Stent-type mechanisms are known that are connected to the tip of a
pacing lead to securely anchor the pacing lead into a target
vessel, such as those described in U.S. Pat. Nos. 5,071,407
(Termin, et al.), 5,224,491 (Mehra), 5,496,275 (Sirhan, et al.),
5,531,779 (Dahl, et al.) and 6,161,029 (Spreigl, et al.).
[0222] FIGS. 28A-28C illustrate another embodiment of the present
invention. A pacing lead 901 such as described above may be
attached to any of the previously described mitral valve annulus
reshaping devices, for example elongate body 10 (FIG. 28A),
elongate body 1300 (FIG. 28B) or elongate body 110 (FIG. 28C), to
combine the function of the pacing lead with the function of the
annulus reshaping device. Such a combination would allow for
simultaneous treatment of arrhythmia and mitral regurgitation and
would eliminate the need for a separate procedure to treat both
conditions. Additionally, potential interference of the annulus
reshaping device with the pacing lead would be avoided. As shown in
FIGS. 28A-C, two pacing activity leads are used with each depicted
elongate body which allows for effect at two locations.
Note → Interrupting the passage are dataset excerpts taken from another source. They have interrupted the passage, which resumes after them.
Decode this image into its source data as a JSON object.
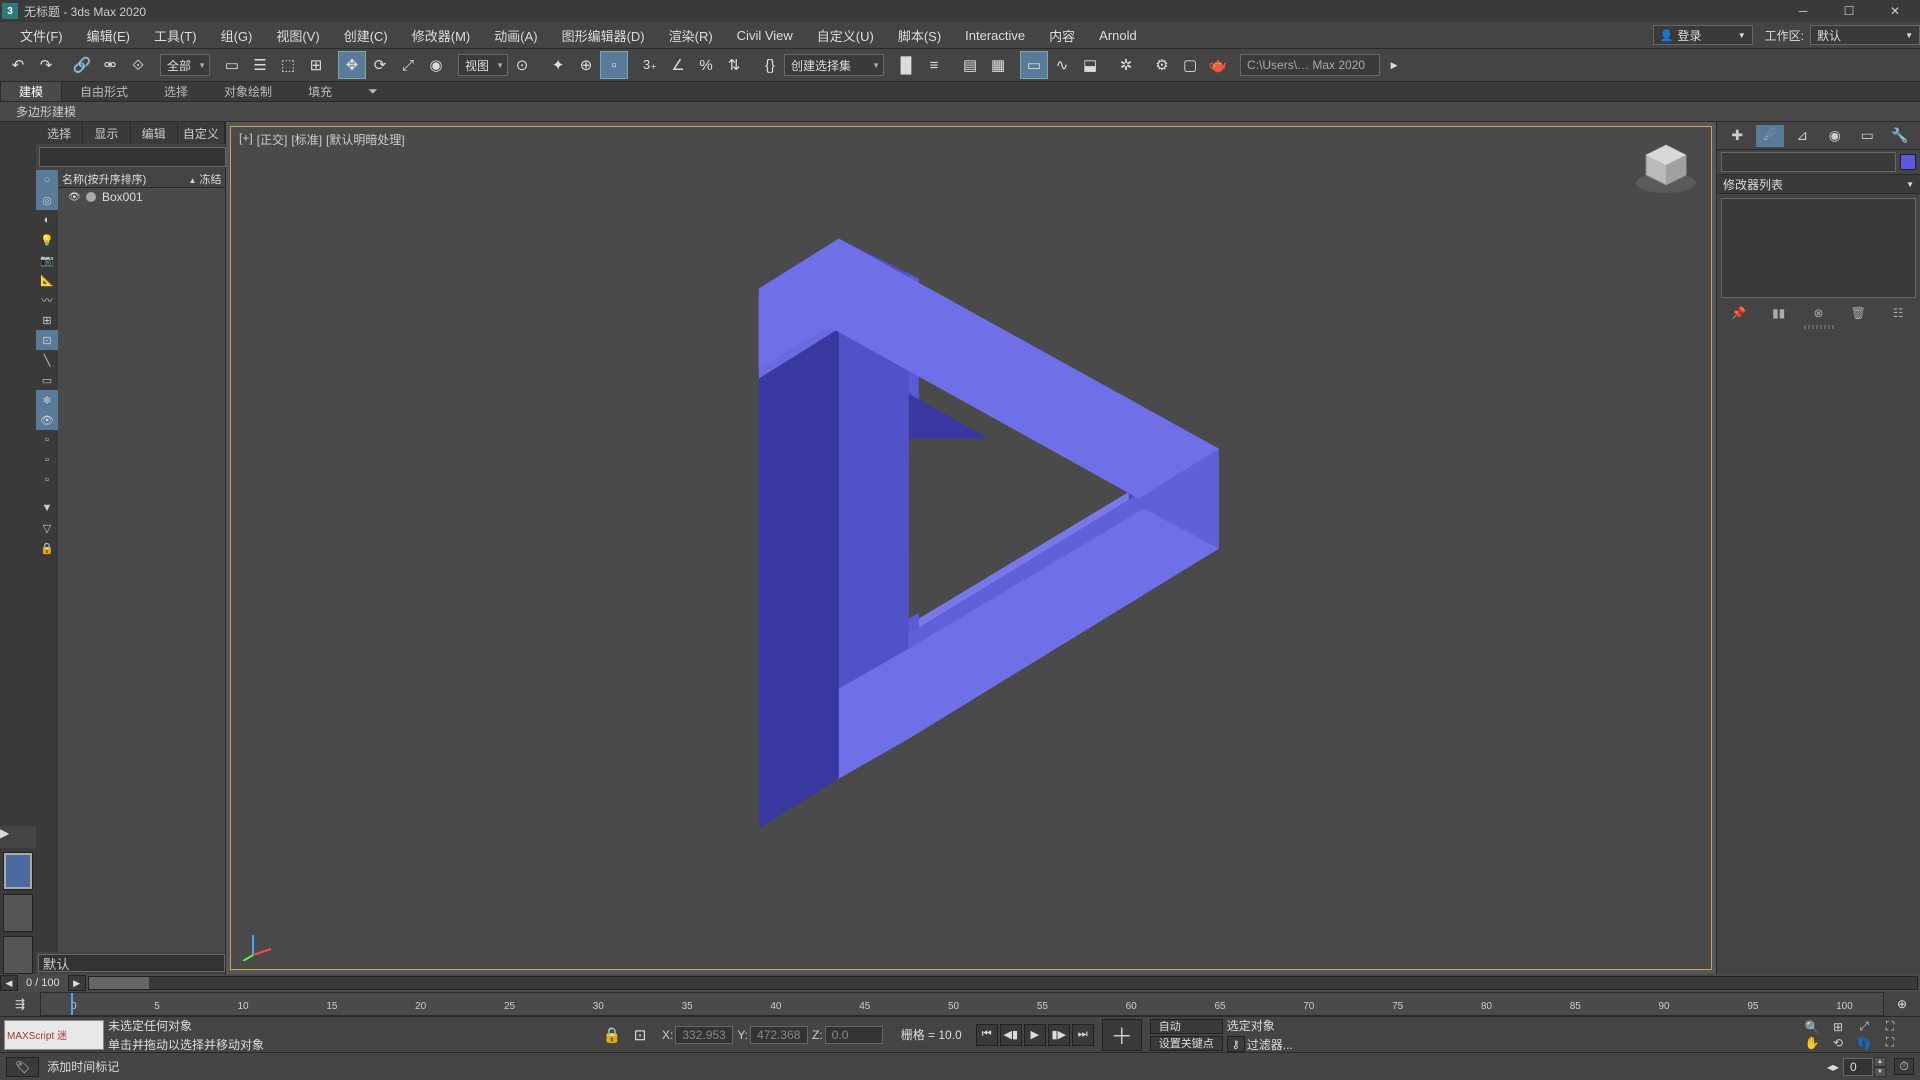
{
  "titlebar": {
    "app_icon_text": "3",
    "title": "无标题 - 3ds Max 2020"
  },
  "menubar": {
    "items": [
      "文件(F)",
      "编辑(E)",
      "工具(T)",
      "组(G)",
      "视图(V)",
      "创建(C)",
      "修改器(M)",
      "动画(A)",
      "图形编辑器(D)",
      "渲染(R)",
      "Civil View",
      "自定义(U)",
      "脚本(S)",
      "Interactive",
      "内容",
      "Arnold"
    ],
    "signin": "登录",
    "workspace_label": "工作区:",
    "workspace_value": "默认"
  },
  "toolbar": {
    "all_drop": "全部",
    "view_drop": "视图",
    "selset_drop": "创建选择集",
    "path_text": "C:\\Users\\… Max 2020"
  },
  "ribbon": {
    "tabs": [
      "建模",
      "自由形式",
      "选择",
      "对象绘制",
      "填充"
    ],
    "subtab": "多边形建模"
  },
  "scene_panel": {
    "tabs": [
      "选择",
      "显示",
      "编辑",
      "自定义"
    ],
    "header_name": "名称(按升序排序)",
    "header_freeze": "冻结",
    "items": [
      {
        "name": "Box001"
      }
    ],
    "layer_default": "默认"
  },
  "viewport": {
    "labels": [
      "[+]",
      "[正交]",
      "[标准]",
      "[默认明暗处理]"
    ]
  },
  "cmd_panel": {
    "modlist_label": "修改器列表"
  },
  "timeline": {
    "indicator": "0  /  100",
    "ticks": [
      "0",
      "5",
      "10",
      "15",
      "20",
      "25",
      "30",
      "35",
      "40",
      "45",
      "50",
      "55",
      "60",
      "65",
      "70",
      "75",
      "80",
      "85",
      "90",
      "95",
      "100"
    ]
  },
  "status": {
    "maxscript": "MAXScript 迷",
    "prompt_line1": "未选定任何对象",
    "prompt_line2": "单击并拖动以选择并移动对象",
    "coords": {
      "x_label": "X:",
      "x": "332.953",
      "y_label": "Y:",
      "y": "472.368",
      "z_label": "Z:",
      "z": "0.0"
    },
    "grid": "栅格 = 10.0",
    "addtime": "添加时间标记",
    "auto": "自动",
    "selobj": "选定对象",
    "setkey": "设置关键点",
    "filter": "过滤器..."
  }
}
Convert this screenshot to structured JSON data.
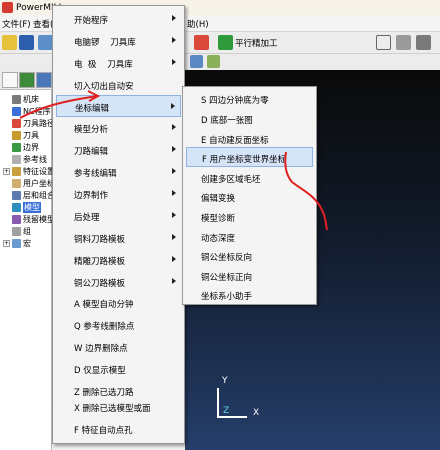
{
  "app": {
    "title": "PowerMILL"
  },
  "menubar": {
    "file": "文件(F)",
    "view": "查看(",
    "help": "助(H)"
  },
  "toolbar": {
    "combo_label": "平行精加工"
  },
  "explorer": {
    "items": [
      {
        "label": "机床"
      },
      {
        "label": "NC程序"
      },
      {
        "label": "刀具路径"
      },
      {
        "label": "刀具"
      },
      {
        "label": "边界"
      },
      {
        "label": "参考线"
      },
      {
        "label": "特征设置"
      },
      {
        "label": "用户坐标"
      },
      {
        "label": "层和组合"
      },
      {
        "label": "模型"
      },
      {
        "label": "残留模型"
      },
      {
        "label": "组"
      },
      {
        "label": "宏"
      }
    ]
  },
  "main_menu": {
    "items": [
      {
        "label": "开始程序"
      },
      {
        "label": "电脑锣    刀具库"
      },
      {
        "label": "电  极    刀具库"
      },
      {
        "label": "切入切出自动安"
      },
      {
        "label": "坐标编辑"
      },
      {
        "label": "模型分析"
      },
      {
        "label": "刀路编辑"
      },
      {
        "label": "参考线编辑"
      },
      {
        "label": "边界制作"
      },
      {
        "label": "后处理"
      },
      {
        "label": "铜料刀路模板"
      },
      {
        "label": "精雕刀路模板"
      },
      {
        "label": "铜公刀路模板"
      },
      {
        "label": "A 模型自动分钟"
      },
      {
        "label": "Q 参考线删除点"
      },
      {
        "label": "W 边界删除点"
      },
      {
        "label": "D 仅显示模型"
      },
      {
        "label": "Z 删除已选刀路"
      },
      {
        "label": "X 删除已选模型或面"
      },
      {
        "label": "F 特征自动点孔"
      }
    ]
  },
  "submenu": {
    "items": [
      {
        "label": "S 四边分钟底为零"
      },
      {
        "label": "D 底部一张图"
      },
      {
        "label": "E 自动建反面坐标"
      },
      {
        "label": "F 用户坐标变世界坐标"
      },
      {
        "label": "创建多区域毛坯"
      },
      {
        "label": "偏辑变换"
      },
      {
        "label": "模型诊断"
      },
      {
        "label": "动态深度"
      },
      {
        "label": "铜公坐标反向"
      },
      {
        "label": "铜公坐标正向"
      },
      {
        "label": "坐标系小助手"
      }
    ]
  },
  "axes": {
    "x": "X",
    "y": "Y",
    "z": "Z"
  }
}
However,
the number of pacing leads used is not critical and more or fewer
than two leads may be used.
[0223] While the foregoing describes the preferred embodiments of
the invention, various alternatives, modifications and equivalents
may be used. For instance, although the described embodiments have
generally been directed to placement in the coronary sinus for
treatment of the mitral valve, the embodiments may also be placed
in, for example, the anterior right ventricular cardiac vein to
treat the tricuspid valve. Additionally, the order in which the
stent sections of the various embodiments are expanded may be
varied. Moreover, it will obvious that certain other modifications
may be practiced within the scope of the appended claims.